Although nearly half of inpatients indicated they had experienced a problem during hospitalization, about 30% of them said they did not always feel comfortable speaking up about their concerns, according to results of a study published in the March 2019 The BMJ Quality & Safety.
There are many reasons why patients may be reluctant to call attention to such problems. “The No. 1 reason why they don't say anything is that they worry about being identified as a complainer and somehow this adversely affecting their relationship with the care team, and they're just not willing to take that chance,” said Thomas H. Gallagher, MD, MACP, coauthor of the study and associate chair of patient care quality, safety, and value in the department of medicine at the University of Washington (UW) in Seattle.
To ease the burden on the patient, hospitalists should do their best to make it easier for them to share their concerns about problems in care, he said. When asked directly, almost 40% of nearly 1,000 hospitalized patients reported a breakdown in their care in one study, according to results published in the August 2017 Journal of Hospital Medicine.

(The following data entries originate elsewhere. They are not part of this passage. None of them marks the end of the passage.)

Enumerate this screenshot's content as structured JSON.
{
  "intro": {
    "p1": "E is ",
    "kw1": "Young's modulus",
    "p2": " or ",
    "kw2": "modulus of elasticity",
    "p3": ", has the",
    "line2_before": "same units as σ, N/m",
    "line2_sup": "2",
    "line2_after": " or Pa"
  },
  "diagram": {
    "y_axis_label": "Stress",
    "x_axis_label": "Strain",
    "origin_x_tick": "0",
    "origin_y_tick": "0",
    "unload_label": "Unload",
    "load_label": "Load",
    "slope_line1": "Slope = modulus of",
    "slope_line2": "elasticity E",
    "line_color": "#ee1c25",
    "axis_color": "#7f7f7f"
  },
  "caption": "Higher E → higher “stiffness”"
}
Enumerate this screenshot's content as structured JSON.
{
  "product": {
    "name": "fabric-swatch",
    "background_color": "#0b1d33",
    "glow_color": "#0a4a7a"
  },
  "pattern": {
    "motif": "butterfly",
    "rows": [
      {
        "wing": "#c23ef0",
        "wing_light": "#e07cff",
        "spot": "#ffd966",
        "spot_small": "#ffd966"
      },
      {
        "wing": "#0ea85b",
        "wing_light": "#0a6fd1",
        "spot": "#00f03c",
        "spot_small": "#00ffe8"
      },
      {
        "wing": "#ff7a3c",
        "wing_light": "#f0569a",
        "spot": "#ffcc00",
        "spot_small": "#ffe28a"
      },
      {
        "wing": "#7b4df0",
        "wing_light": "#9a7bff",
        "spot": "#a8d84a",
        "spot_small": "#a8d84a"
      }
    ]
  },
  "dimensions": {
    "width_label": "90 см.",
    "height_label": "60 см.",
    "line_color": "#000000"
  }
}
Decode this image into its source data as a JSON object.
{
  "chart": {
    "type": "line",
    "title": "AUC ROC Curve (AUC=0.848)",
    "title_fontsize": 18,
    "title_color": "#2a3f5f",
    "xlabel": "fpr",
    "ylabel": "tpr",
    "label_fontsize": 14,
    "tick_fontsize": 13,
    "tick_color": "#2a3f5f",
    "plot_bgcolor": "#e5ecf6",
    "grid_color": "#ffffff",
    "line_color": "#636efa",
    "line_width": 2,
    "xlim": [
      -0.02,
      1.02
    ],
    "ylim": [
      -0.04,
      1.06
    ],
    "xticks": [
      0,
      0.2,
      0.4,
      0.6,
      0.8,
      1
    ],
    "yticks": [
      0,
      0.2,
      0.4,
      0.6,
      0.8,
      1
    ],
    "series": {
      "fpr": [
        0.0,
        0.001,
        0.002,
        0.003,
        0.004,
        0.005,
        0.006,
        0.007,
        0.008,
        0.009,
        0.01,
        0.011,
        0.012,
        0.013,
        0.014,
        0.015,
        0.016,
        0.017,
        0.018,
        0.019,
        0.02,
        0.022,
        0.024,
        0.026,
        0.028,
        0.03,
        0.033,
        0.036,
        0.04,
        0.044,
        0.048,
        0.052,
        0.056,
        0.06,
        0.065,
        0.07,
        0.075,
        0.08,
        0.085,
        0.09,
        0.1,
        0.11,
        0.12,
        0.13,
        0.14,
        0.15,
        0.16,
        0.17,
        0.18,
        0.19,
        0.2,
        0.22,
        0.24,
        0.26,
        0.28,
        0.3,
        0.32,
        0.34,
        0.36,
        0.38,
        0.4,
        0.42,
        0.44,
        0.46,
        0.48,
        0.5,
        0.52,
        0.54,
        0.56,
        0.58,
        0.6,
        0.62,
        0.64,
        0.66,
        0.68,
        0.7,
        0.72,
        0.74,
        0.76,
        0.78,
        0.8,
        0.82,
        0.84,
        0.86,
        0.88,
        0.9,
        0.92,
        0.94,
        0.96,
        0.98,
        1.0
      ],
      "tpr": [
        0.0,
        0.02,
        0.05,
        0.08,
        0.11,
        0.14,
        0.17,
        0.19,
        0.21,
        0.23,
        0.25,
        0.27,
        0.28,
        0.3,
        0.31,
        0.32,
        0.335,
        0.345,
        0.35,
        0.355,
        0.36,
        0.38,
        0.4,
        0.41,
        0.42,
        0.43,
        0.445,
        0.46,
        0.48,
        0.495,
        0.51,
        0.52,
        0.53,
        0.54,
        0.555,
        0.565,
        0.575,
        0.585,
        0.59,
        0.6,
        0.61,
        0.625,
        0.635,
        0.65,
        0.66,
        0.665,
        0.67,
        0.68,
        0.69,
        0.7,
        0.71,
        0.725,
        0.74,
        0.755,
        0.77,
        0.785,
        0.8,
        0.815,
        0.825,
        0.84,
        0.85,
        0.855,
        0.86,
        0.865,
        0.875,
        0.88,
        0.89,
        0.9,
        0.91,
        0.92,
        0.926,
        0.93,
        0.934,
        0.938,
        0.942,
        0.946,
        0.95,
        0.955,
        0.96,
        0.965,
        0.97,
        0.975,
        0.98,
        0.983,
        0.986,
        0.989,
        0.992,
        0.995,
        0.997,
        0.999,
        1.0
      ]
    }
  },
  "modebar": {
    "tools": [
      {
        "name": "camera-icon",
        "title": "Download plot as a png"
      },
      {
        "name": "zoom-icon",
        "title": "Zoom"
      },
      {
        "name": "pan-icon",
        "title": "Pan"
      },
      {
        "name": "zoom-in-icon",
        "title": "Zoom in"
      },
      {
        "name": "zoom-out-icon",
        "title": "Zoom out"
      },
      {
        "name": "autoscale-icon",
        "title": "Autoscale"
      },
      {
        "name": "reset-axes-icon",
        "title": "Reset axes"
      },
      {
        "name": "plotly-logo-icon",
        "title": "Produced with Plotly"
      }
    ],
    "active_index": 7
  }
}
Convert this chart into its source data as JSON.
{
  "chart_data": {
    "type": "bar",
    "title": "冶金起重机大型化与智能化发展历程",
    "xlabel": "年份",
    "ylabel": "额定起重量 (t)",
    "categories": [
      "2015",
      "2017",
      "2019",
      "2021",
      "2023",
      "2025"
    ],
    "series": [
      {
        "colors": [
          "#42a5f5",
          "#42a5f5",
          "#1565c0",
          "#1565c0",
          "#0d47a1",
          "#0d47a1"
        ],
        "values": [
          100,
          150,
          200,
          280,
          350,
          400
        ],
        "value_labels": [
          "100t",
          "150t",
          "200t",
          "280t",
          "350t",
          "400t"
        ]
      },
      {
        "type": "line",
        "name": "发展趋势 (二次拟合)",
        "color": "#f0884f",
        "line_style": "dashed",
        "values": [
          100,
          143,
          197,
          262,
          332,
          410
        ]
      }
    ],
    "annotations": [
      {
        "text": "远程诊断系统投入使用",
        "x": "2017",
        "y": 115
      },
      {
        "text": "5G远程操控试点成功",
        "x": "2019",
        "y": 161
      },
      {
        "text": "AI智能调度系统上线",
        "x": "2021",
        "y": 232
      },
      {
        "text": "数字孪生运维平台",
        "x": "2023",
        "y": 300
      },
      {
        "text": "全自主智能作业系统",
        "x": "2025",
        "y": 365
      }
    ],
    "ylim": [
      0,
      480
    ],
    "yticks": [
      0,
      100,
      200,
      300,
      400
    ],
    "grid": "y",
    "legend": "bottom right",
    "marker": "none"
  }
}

In his practice, Dr. Gallagher lets his patients know upfront that the health care team wants to hear about any concerns. “I try to really be proactive and tell them the first time we meet that health care is complicated, and sometimes things don't go as we want them to, and, if they ever have any concerns about something that might have gone wrong in their care, to please let me know so that we can talk about it and figure out what happened and fix the problem for them,” he said.
More often than not, what the patient is worried about turns out not to be an error, “But there are a fair number of times when patients actually are identifying errors in care. And not only do you want to fix those for that patient, but fix the system flaw that led to that error so that other patients don't experience it,” said Dr. Gallagher, who is also professor of medicine and of bioethics and humanities at UW and director of the UW Medicine Center for Scholarship in Patient Care Quality and Safety.
In a study published in the May 2012 Journal of Clinical Oncology, his research team interviewed patients with breast or colorectal cancer who thought something had gone wrong with their care. “The problems that they were describing were not the food was cold or the parking was inconvenient,” Dr. Gallagher said. “When you read the transcripts of those, they really are upsetting as a doctor to read: talking about thinking they're on the wrong medication, having side effects that nobody's paying attention to, worrying about a significant delay in their diagnosis, feeling like there was a real communication breakdown with the doctor.”
Even if you can't swiftly solve the problem, it's important to identify patients' concerns and empathize with them, he said. “It's not that patients who don't bring these concerns up to their providers aren't talking with anyone about them. They're more than happy to talk about what happened with their friends and neighbors, the person next to them in the hospital room, all sorts of people, and trying to make sense of it,” said Dr. Gallagher.
But hospitalists' ability to uncover these concerns depends on how they ask the question. “If you pop your head in the door and say, ‘How's it going? Any concerns?’” he said, “The polite response from the patient is, ‘Oh, everything is fine. No problems.’”
To get a more accurate response, Dr. Gallagher recommended entering the room, sitting down if possible, and asking a couple of different ways about how things are going. “I like words like ‘problems,’ ‘concerns' . . . [and] asking things like, ‘Do you have any concerns about your care? Has there been anything that hasn't gone as intended?’” he said. “Once patients get to know you and realize that you really want to hear about problems in care, you don't need to ask the question so many times at once because the patient will just tell you whatever is on their mind.”
One concern hospitalists may have is the can-of-worms concept: What if it takes a long time to address the patient's concerns, and what if the problem is outside their control? But many times, patients are simply looking for a listening ear, not necessarily a solution, said Dr. Gallagher.
Compared to not asking about the problem at all, “It's much better to surface these concerns and discuss them directly so that patients can really have an accurate understanding of what happened and feel like, ‘My doctor cares about what happened to me and acknowledges and apologizes for things that didn't go well,’” he said. “You can do that quickly, and the patients end up feeling heard and understood and aren't spending a lot of time sort of processing these negative experiences with others outside the hospital.”